Tuesday, December 16, 2008

Time to Go Home


Time to Go Home

Three weeks in Sumbawa, and almost a month away from home. I’m more than ready to get back to Bali. It’s been different living and working here this time. I live in the cell, and I work in a school that I’m just getting comfortable with. It’s been an adjustment, but I’ve started looking at this entire experience like a long traveling trip.
I’ve made up little routines that get me through each day, as travelers often do. Rise, shower, and drop off my computers in my classroom and then off to the mess for breakfast. Once that’s finished, I go back to school and take care of business on the internet. My students arrive , and I spend the day teaching. Every day at 4, I leave school and have dinner at the mess. Then back to school to get my computers and back to the cell where I work or write for the rest of the evening until 10 when I turn in for the night. Each day is pretty much the same, variations occur only with the classes that I have to teach each day.

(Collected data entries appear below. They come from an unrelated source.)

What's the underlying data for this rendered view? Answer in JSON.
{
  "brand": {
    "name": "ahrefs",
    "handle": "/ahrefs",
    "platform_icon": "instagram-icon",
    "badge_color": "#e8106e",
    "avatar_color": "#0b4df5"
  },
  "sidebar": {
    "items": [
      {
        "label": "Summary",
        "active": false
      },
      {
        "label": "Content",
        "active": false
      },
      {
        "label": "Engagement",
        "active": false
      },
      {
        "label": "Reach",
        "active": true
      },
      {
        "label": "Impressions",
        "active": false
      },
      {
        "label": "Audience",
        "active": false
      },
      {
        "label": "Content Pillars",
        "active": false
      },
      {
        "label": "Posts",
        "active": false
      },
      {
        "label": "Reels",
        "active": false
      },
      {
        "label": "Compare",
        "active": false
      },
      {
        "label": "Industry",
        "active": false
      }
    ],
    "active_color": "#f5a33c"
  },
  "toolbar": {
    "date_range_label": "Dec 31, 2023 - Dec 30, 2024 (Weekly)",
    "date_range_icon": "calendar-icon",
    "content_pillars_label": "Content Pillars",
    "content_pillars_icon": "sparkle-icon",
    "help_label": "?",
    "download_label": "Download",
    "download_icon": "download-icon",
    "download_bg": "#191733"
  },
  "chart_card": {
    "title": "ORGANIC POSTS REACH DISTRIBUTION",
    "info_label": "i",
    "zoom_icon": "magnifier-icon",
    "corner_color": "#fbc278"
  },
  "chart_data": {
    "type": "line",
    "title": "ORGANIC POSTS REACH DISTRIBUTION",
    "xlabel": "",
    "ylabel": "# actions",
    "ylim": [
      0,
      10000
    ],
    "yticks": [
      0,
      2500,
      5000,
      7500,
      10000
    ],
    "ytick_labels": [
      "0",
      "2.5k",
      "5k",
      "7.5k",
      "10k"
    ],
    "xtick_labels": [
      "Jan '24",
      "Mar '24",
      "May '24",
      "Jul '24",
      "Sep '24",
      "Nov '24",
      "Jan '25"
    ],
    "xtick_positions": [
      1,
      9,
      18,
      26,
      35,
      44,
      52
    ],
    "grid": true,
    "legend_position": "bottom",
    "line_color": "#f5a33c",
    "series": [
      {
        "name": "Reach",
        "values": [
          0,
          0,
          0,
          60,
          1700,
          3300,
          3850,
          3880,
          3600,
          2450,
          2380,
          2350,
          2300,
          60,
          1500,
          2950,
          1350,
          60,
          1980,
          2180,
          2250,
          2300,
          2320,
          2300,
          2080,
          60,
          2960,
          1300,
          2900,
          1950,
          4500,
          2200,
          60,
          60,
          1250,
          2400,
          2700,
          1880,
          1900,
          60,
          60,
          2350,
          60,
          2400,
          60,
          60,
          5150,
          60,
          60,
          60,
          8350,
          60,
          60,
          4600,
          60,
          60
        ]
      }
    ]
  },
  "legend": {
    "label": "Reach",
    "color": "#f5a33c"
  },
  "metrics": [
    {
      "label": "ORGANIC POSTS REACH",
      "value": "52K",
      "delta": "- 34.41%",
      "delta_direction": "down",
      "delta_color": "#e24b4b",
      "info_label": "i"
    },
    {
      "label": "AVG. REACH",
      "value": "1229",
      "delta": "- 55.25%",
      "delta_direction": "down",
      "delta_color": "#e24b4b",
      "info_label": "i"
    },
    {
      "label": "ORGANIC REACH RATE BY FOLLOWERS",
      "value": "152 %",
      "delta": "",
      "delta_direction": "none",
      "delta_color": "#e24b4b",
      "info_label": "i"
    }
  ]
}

There are always lessons; as much as I dislike the mantra life-long learning that IB people chant like the religiously impaired, I still am learning. So the lesson from this trip?

This is the last journey as a teacher. Like the aging baseball player who comes back for one more year when the arm is gone or the bat has lost its magic, I’ve realized that I like the life of retirement more than I like the life of teaching. I have a great class and I’m enjoying being with them, but it’s time to get out and do something else with the time that I have left to me be it a few months or 20 years. I have a few things that I want to do that I didn’t get around to on the last retirement and this time I plan on getting to all of them. The most important of those is being with my family. Just two more days.

Next, I’m enjoying getting a chance to talk and work with the Indonesian teachers. I haven’t had much of a chance to do that over the past 19 years of working in Indonesia, and it’s been an interesting and instructive experience. The school is undergoing a big change, and as an anthropologist, it was interesting to watch it from a somewhat distanced view when I was preparing to leave last semester, and now it’s interesting to be involved in working on the change even if it’s as someone who is only here temporarily. The expat population is less than half of what it was when I arrived here five and a half years ago. That in itself is a big change for the students as well as the expat teachers.